The risk of non-standardization also exists where inaccurate sharing of information might affect patient safety. An example arose years ago at Geisinger Health System where, in a pilot program, order entry and pharmacy data were mismatched and patients were sometimes ordered the wrong medications or doses. The error was corrected four years ago but a  BusinessWeek article recounted the episode as recently as April under the gloomy title, “The Dubious Promise of Digital Medicine,” and quoted James Walker, Geisinger’s chief health information officer, as saying that providers are thinking, “Look, let’s slow down.”

Walker now says his quote was taken out of context and that safety issues around data quality are an ongoing priority in every aspect of hospital operations. “We’re deadly in earnest about making electronic health records safer but there is no question in my mind that the EHR has already made care safer than it was before.” In fact, he says, “once you get used to having all that information in a form that’s usable, it’s scary to take care of patients without it.”

Standards also change outside the four walls of databases and institutions. An issue at Geisinger and other facilities is the transition to ICD-10, the latest global coding standard for diagnoses and disease established by the World Health Organization. “ICD-9 does not translate to IDC-10, and we need to understand how we’re going to make that work for billing, for our clinicians, for our data warehouse and other systems with comparable data,” Walker says.

An exception to the single-vendor approach is work under way at the University of Pittsburgh Medical Center, a sprawling $8 billion network of 20 hospitals and 400 outpatient sites. UPMC had tested a platform product and found resistance to functionality that poorly served different roles. Despite its monolithic structure, the platform was also creating new silos of data, so UPMC embarked on a strategy of data translation and integration between applications to provide “semantic interoperability” with a (partly owned) partner called dbMotion.

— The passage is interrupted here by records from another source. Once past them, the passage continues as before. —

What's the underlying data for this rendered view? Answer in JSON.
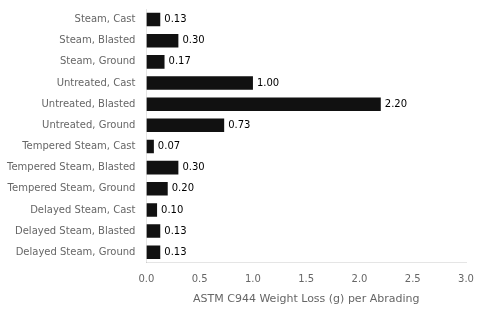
{
  "chart_data": {
    "type": "bar",
    "orientation": "horizontal",
    "categories": [
      "Steam, Cast",
      "Steam, Blasted",
      "Steam, Ground",
      "Untreated, Cast",
      "Untreated, Blasted",
      "Untreated, Ground",
      "Tempered Steam, Cast",
      "Tempered Steam, Blasted",
      "Tempered Steam, Ground",
      "Delayed Steam, Cast",
      "Delayed Steam, Blasted",
      "Delayed Steam, Ground"
    ],
    "values": [
      0.13,
      0.3,
      0.17,
      1.0,
      2.2,
      0.73,
      0.07,
      0.3,
      0.2,
      0.1,
      0.13,
      0.13
    ],
    "value_labels": [
      "0.13",
      "0.30",
      "0.17",
      "1.00",
      "2.20",
      "0.73",
      "0.07",
      "0.30",
      "0.20",
      "0.10",
      "0.13",
      "0.13"
    ],
    "data_labels": true,
    "color": "#111111",
    "xlabel": "ASTM C944 Weight Loss (g) per Abrading",
    "xlim": [
      0,
      3.0
    ],
    "xticks": [
      {
        "value": 0.0,
        "label": "0.0"
      },
      {
        "value": 0.5,
        "label": "0.5"
      },
      {
        "value": 1.0,
        "label": "1.0"
      },
      {
        "value": 1.5,
        "label": "1.5"
      },
      {
        "value": 2.0,
        "label": "2.0"
      },
      {
        "value": 2.5,
        "label": "2.5"
      },
      {
        "value": 3.0,
        "label": "3.0"
      }
    ],
    "grid": false
  }
}
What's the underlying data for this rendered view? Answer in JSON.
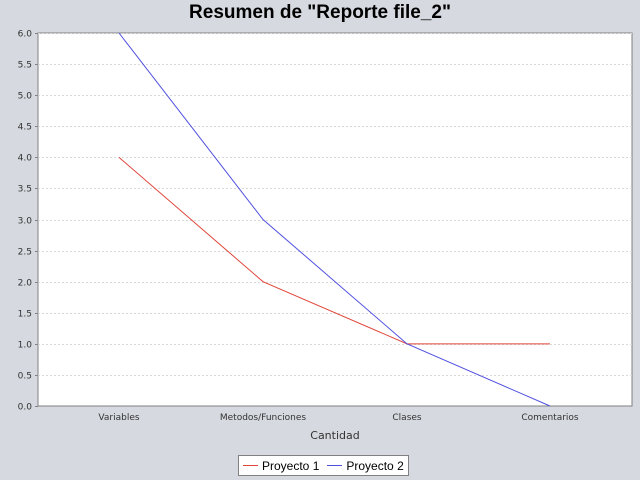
{
  "chart_data": {
    "type": "line",
    "title": "Resumen de \"Reporte file_2\"",
    "xlabel": "Cantidad",
    "ylabel": "",
    "categories": [
      "Variables",
      "Metodos/Funciones",
      "Clases",
      "Comentarios"
    ],
    "series": [
      {
        "name": "Proyecto 1",
        "values": [
          4.0,
          2.0,
          1.0,
          1.0
        ],
        "color": "#e0453a"
      },
      {
        "name": "Proyecto 2",
        "values": [
          6.0,
          3.0,
          1.0,
          0.0
        ],
        "color": "#5050e0"
      }
    ],
    "ylim": [
      0,
      6.0
    ],
    "yticks": [
      "0.0",
      "0.5",
      "1.0",
      "1.5",
      "2.0",
      "2.5",
      "3.0",
      "3.5",
      "4.0",
      "4.5",
      "5.0",
      "5.5",
      "6.0"
    ],
    "grid": true,
    "legend_position": "bottom"
  }
}
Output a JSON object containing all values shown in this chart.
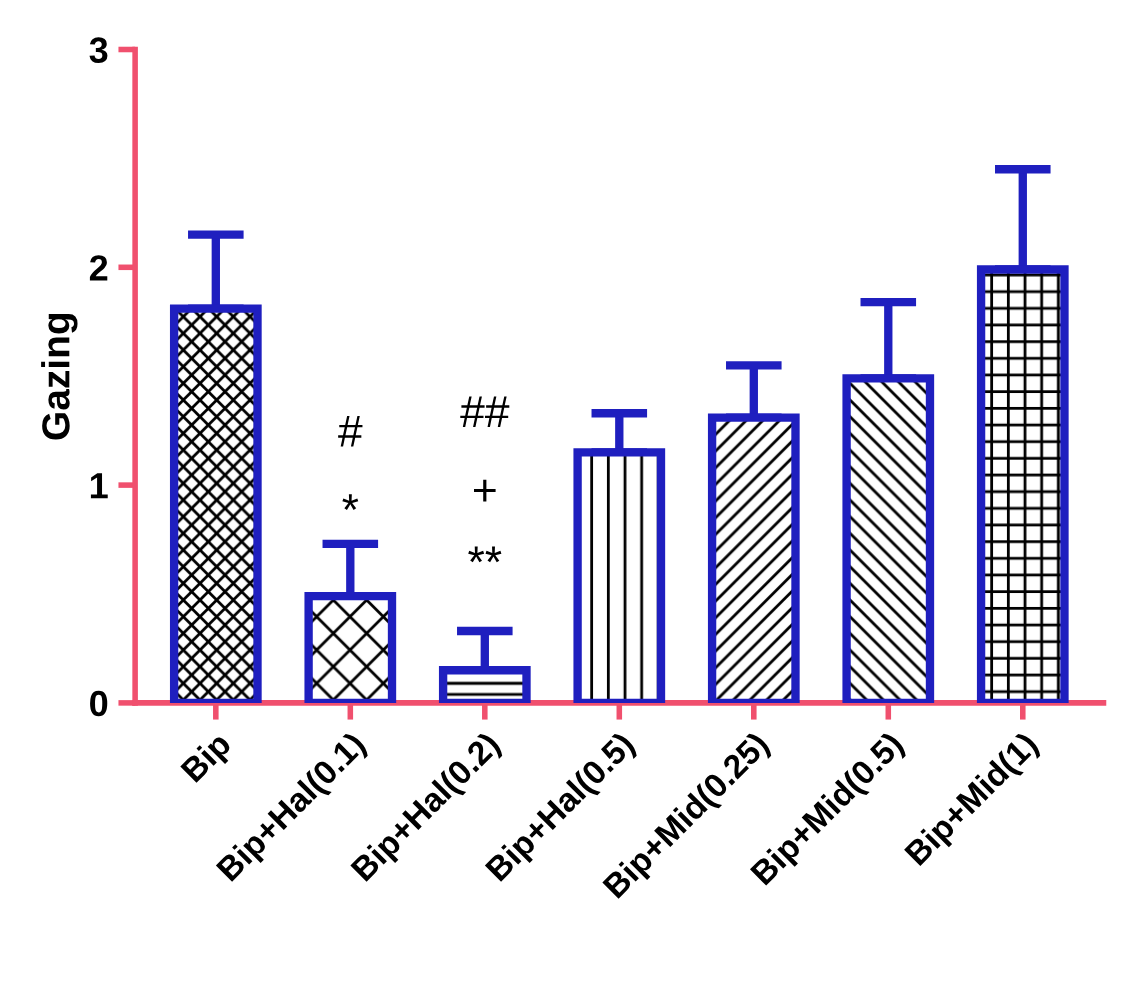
{
  "chart_data": {
    "type": "bar",
    "ylabel": "Gazing",
    "categories": [
      "Bip",
      "Bip+Hal(0.1)",
      "Bip+Hal(0.2)",
      "Bip+Hal(0.5)",
      "Bip+Mid(0.25)",
      "Bip+Mid(0.5)",
      "Bip+Mid(1)"
    ],
    "values": [
      1.81,
      0.49,
      0.15,
      1.15,
      1.31,
      1.49,
      1.99
    ],
    "errors": [
      [
        1.81,
        2.15
      ],
      [
        0.49,
        0.73
      ],
      [
        0.15,
        0.33
      ],
      [
        1.15,
        1.33
      ],
      [
        1.31,
        1.55
      ],
      [
        1.49,
        1.84
      ],
      [
        1.99,
        2.45
      ]
    ],
    "color": "#1f1fbf",
    "ylim": [
      0,
      3
    ],
    "yticks": [
      0,
      1,
      2,
      3
    ],
    "grid": false,
    "annotations": [
      "#",
      "*",
      "##",
      "+",
      "**"
    ]
  }
}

For example, Cerner software dominates inpatient systems in UMPC’s hospitals, while a different system from Epic is used by nearly 800 physician offices. “We’re mapping data from both those systems to common fields for medications, allergies, immunizations and problem lists,” says Dan Martich, chief medical information officer at UPMC. “We’re taking on documentation and mapping lab information from inpatient and outpatient systems and making sure we get all the encounter and demographic information correct.”

Work Ahead

Many of the most inspiring stories in health care come from dedicated data mining and analytic research programs that are addressing specific illnesses and unique patient care.

Yet, it’s clear that much of the work lies ahead. While providers may be anxious to claim government incentives for electronic records and share information with others, most are in stages of getting their own operations in order.

Many, like MemorialCare, haven’t yet tackled a data warehouse project because other priorities have to come first. This hasn’t stopped CIO Joslyn from taking creative approaches to pull financial metrics into a dashboard for executive reporting.

Others like Geisinger have built a data warehouse mostly tuned to improving clinical operations and safety but use a for-profit business unit to provide data mining results to partners.

Still others like Denver Health have built complex data warehouses to manage and measure an increasing amount of clinical and financial system data. “We’ve built a methodology for performance management, our data warehouse and gone hard after it,” says Pelot, the Denver Health CTO. “We’re always cleaning up data and figuring out the metrics that matter. But the base of it is you’ve got to have the information in there first so you can figure out what those metrics are, and we’re going to be working on that for a long time.”